Josie Totah Is the Secret Weapon of 'Saved by the Bell'
Thrillist talks to the 'Saved by the Bell' star about Season 2.
One of the biggest gems among the countless streaming TV shows that have debuted in the past couple of years is the Saved by the Bell reboot. What at first seemed like a crass attempt to capitalize on millennial nostalgia for Peacock's launch, revealed itself to be something far more wonderful and stranger than that. The new Saved by the Bell, developed by Tracey Wigfield, is like a reflective commentary on the original as well as a successor to 30 Rock, where Wigfield cut her teeth, complete with viciously funny insider gags. (There's a joke at the expense of Joss Whedon in the second season that's absolutely devastating.
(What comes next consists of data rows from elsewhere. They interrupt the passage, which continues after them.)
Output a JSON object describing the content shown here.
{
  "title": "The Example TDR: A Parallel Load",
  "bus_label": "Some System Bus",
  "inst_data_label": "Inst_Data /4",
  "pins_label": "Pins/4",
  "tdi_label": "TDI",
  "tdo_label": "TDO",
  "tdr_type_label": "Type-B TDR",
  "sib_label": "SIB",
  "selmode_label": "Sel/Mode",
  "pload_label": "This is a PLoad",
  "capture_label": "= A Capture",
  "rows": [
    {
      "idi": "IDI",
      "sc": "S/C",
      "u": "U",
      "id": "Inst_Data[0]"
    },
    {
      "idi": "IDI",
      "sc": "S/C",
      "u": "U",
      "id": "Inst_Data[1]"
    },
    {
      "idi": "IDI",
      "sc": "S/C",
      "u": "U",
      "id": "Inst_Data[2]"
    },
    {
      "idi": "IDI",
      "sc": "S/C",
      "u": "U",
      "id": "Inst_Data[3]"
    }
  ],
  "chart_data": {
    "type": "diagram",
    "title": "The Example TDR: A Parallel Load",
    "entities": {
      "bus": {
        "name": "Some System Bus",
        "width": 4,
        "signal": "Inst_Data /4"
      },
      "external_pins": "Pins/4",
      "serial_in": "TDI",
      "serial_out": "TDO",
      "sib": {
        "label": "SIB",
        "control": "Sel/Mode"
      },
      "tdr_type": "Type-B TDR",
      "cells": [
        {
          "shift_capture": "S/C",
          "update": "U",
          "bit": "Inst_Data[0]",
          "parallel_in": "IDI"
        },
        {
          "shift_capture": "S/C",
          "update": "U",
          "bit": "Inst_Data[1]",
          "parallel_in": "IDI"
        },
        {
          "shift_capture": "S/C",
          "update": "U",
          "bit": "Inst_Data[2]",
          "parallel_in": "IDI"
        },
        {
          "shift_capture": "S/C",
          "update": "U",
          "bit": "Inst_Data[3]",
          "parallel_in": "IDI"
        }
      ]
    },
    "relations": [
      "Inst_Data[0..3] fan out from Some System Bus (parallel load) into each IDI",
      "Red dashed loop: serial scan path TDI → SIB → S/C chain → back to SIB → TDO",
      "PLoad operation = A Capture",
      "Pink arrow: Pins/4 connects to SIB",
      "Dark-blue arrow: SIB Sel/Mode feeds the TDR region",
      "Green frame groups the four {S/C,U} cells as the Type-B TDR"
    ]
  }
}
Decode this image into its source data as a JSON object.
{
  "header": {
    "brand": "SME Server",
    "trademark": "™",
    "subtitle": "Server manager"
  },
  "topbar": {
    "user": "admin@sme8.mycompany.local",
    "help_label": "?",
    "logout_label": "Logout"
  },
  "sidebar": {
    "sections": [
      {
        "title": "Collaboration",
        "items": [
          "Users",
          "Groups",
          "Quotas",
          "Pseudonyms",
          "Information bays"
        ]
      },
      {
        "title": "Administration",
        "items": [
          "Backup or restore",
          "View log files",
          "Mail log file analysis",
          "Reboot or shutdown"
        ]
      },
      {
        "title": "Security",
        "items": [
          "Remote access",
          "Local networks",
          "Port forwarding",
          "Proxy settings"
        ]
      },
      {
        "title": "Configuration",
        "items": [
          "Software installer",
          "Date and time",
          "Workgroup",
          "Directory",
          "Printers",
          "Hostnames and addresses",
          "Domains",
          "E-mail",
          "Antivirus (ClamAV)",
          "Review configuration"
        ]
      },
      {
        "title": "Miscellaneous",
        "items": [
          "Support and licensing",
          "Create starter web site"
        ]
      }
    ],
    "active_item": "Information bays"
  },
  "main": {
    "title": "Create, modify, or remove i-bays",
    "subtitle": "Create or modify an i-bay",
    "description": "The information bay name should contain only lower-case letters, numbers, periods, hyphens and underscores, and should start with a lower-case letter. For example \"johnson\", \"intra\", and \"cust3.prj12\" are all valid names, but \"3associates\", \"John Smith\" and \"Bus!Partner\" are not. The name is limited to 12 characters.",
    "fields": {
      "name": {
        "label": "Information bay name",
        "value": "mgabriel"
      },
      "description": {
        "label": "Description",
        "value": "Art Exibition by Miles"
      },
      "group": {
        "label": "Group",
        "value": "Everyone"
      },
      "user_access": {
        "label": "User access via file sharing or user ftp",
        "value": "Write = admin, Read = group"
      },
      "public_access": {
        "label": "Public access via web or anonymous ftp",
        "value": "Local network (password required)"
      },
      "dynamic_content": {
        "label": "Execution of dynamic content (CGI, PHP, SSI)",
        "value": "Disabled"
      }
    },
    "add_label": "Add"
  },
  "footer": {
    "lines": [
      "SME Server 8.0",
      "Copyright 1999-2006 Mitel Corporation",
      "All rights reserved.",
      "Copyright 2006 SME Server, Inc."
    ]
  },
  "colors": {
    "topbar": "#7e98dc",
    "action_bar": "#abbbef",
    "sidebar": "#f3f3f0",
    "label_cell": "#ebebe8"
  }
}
James Corden should also be scared.)
If the show has a secret weapon it's Josie Totah as the gloriously self-involved Lexi, a rich girl on her way to becoming slightly more vulnerable and less self-obsessed. Lexi wears dresses with eyeballs, and has her own reality show. She only wears heels because she has "Barbie feet" and will tip over if she doesn't. "Lexi is just like always on 10," Totah says. "She's psychotic."
For Season 2, which hit Peacock on November 24, Totah, a producer on the show, also entered the writers' room, breaking stories with the staffers, some of whom she has known since she was a teenager on Mindy Kaling's sitcom Champions. Totah came out as trans in a 2018 Time magazine story, and Saved by the Bell has always made it clear that Lexi is trans as well, and yet never defined her by her transness.
In the fifth episode of Season 2, written by Jen Chuck and Chris Schleicher, Lexi's friends express concern when there's a blatant act of transphobia at a nearby school. Lexi at first brushes it off, but then decides she's going to fix the world by writing a play, which has members of Bayside's LGBTQ group PRISM concerned. "Why does the pope get trampled by a cow in Act 2?" a fellow student asks. Lexi, wearing a cone bra and a Statue of Liberty headdress, has an easy answer: "The cow represents Harvey Milk and the pope represents Olivia Pope played by Kerry Washington who shares a last name with a notorious slaveholder George Washington. Read a book!" Eventually, Lexi realizes that she can accept the solidarity of PRISM, and that the club isn't a dreary version of AA for queer kids. They do have fun while trying to make real change.
"She is trans and we don't want to ignore that," Totah says. "Then we wouldn't be recognizing her, we would just be tokenizing her. She is also so many other things. This was just an episode to explore something that trans people deal with on a daily basis especially with the amount of traumatic things in our community. I'm glad that we got to comment on it in a way that is lighthearted. Episode 5 is a really funny episode in my opinion, and not just because I'm in most of it."
Totah relishes in the show's ruthlessness. When another student asks Lexi how she got her own office at Bayside, Lexi replies: "The same way Max Landis got his career. I asked my dad." If she had it her way, Totah would double down on the industry jokes. "If anything, I think we should go further," she says. "We hold back too hard." The in-jokes even extend to members of Saved by the Bell's own cast. Elizabeth Berkley Lauren, reprising her role from the original as Jessie Spano, does an extended homage to her notorious performance in Showgirls at a career fair. "All of the writers are always trying to come up with ways to poke fun at the OGs and obviously like their embarrassing lives," Totah says.
Lexi is modeled after a long line of hilarious and vapid heroines, among them 30 Rock's Jenna Maroney, Mean Girls' Regina George, and Schitt's Creek's Alexis Rose, but she's also filtered through Totah's own comedic idiosyncrasies. The next goal for Lexi? Expanding her family. "We really wanted Nicole Richie to play my step-grandmother," Totah says. "We're hoping to do that next season."